Beer-Lambert Law Calculator

Determine the concentration of a solution from its measured absorbance, extinction coefficient, and path length using Beer-Lambert law. Essential for spectrophotometry and quantitative analytical chemistry.

Absorbance (A) (AU)

Molar Extinction Coefficient (ε) (M⁻¹cm⁻¹)

Path Length (l) (cm)

Dilution Factor

About this calculator

The Beer-Lambert law states that A = ε × l × c, where A is absorbance (dimensionless), ε is the molar extinction coefficient (M⁻¹cm⁻¹), l is the path length in cm, and c is the molar concentration (M). Rearranging for concentration gives c = A / (ε × l). This calculator extends the standard formula to account for any prior dilution: c_original = [A / (ε × l)] × dilutionFactor. Absorbance is a logarithmic measure: A = −log₁₀(I/I₀), where I₀ is incident light intensity and I is transmitted intensity. The law holds linearly for absorbance values roughly between 0.1 and 1.0; outside this range, stray light and molecular interactions cause deviations. Path length is typically 1 cm for standard cuvettes.

How to use

A protein solution gives an absorbance of 0.75 at 280 nm. The molar extinction coefficient is 50,000 M⁻¹cm⁻¹, the cuvette path length is 1 cm, and the sample was diluted 5-fold before measurement. Enter: A = 0.75, ε = 50,000 M⁻¹cm⁻¹, l = 1 cm, dilution factor = 5. Concentration = (0.75 / (50,000 × 1)) × 5 = (0.75 / 50,000) × 5 = 1.5 × 10⁻⁵ × 5 = 7.5 × 10⁻⁵ M. The original protein concentration is 75 µM.

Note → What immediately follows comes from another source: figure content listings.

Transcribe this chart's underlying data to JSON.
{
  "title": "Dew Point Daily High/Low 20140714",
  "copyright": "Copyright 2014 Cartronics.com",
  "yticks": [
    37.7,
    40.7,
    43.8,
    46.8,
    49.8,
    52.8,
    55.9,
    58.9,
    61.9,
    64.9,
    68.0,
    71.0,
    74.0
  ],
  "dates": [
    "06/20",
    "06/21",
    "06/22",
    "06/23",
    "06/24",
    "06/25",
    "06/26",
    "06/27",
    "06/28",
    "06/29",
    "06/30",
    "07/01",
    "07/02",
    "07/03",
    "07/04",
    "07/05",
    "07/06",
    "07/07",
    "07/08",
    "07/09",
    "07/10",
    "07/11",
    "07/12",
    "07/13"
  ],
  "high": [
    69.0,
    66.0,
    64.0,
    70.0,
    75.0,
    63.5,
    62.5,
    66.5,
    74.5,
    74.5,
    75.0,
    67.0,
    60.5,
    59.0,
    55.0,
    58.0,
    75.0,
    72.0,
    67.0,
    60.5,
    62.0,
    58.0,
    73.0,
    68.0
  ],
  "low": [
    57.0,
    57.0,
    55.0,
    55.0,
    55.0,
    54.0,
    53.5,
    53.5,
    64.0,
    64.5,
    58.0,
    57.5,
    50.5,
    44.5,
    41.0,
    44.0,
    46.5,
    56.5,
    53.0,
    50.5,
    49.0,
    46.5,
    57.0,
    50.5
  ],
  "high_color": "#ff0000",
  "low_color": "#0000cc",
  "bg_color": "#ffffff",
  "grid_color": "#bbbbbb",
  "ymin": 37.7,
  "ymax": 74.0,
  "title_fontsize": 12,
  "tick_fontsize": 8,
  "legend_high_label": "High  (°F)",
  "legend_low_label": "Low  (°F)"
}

Frequently asked questions

What molar extinction coefficient should I use for common biomolecules?

For proteins, the extinction coefficient at 280 nm depends on the number of tryptophan, tyrosine, and cystine residues and can be predicted from the amino acid sequence (e.g., using ProtParam). For DNA, a common approximation is ε₂₆₀ ≈ 50 mL·µg⁻¹·cm⁻¹ for double-stranded DNA. For NADH, ε₃₄₀ = 6,220 M⁻¹cm⁻¹. Always use the extinction coefficient specific to your molecule, wavelength, and solvent conditions for accurate results.

Why does Beer-Lambert law fail at high concentrations?

At high concentrations, solute molecules are close enough to interact with each other, altering their electronic environment and changing the effective extinction coefficient. Additionally, the detector and light source introduce stray-light errors when absorbance exceeds ~1.5, because the transmitted signal becomes very small. Fluorescence from the sample can also interfere. For best accuracy, dilute samples to achieve absorbances between 0.1 and 1.0 before measuring, or use a shorter path length cuvette.

How does path length affect absorbance measurements in spectrophotometry?

According to Beer-Lambert law, absorbance is directly proportional to path length: doubling l doubles A for the same concentration. Standard cuvettes have a 1 cm path length, which is factored into most tabulated extinction coefficients. Micro-volume instruments like the NanoDrop use very short path lengths (0.02–1 mm) to measure concentrated samples without dilution. Always confirm the path length used and enter it correctly into calculations to avoid systematic concentration errors.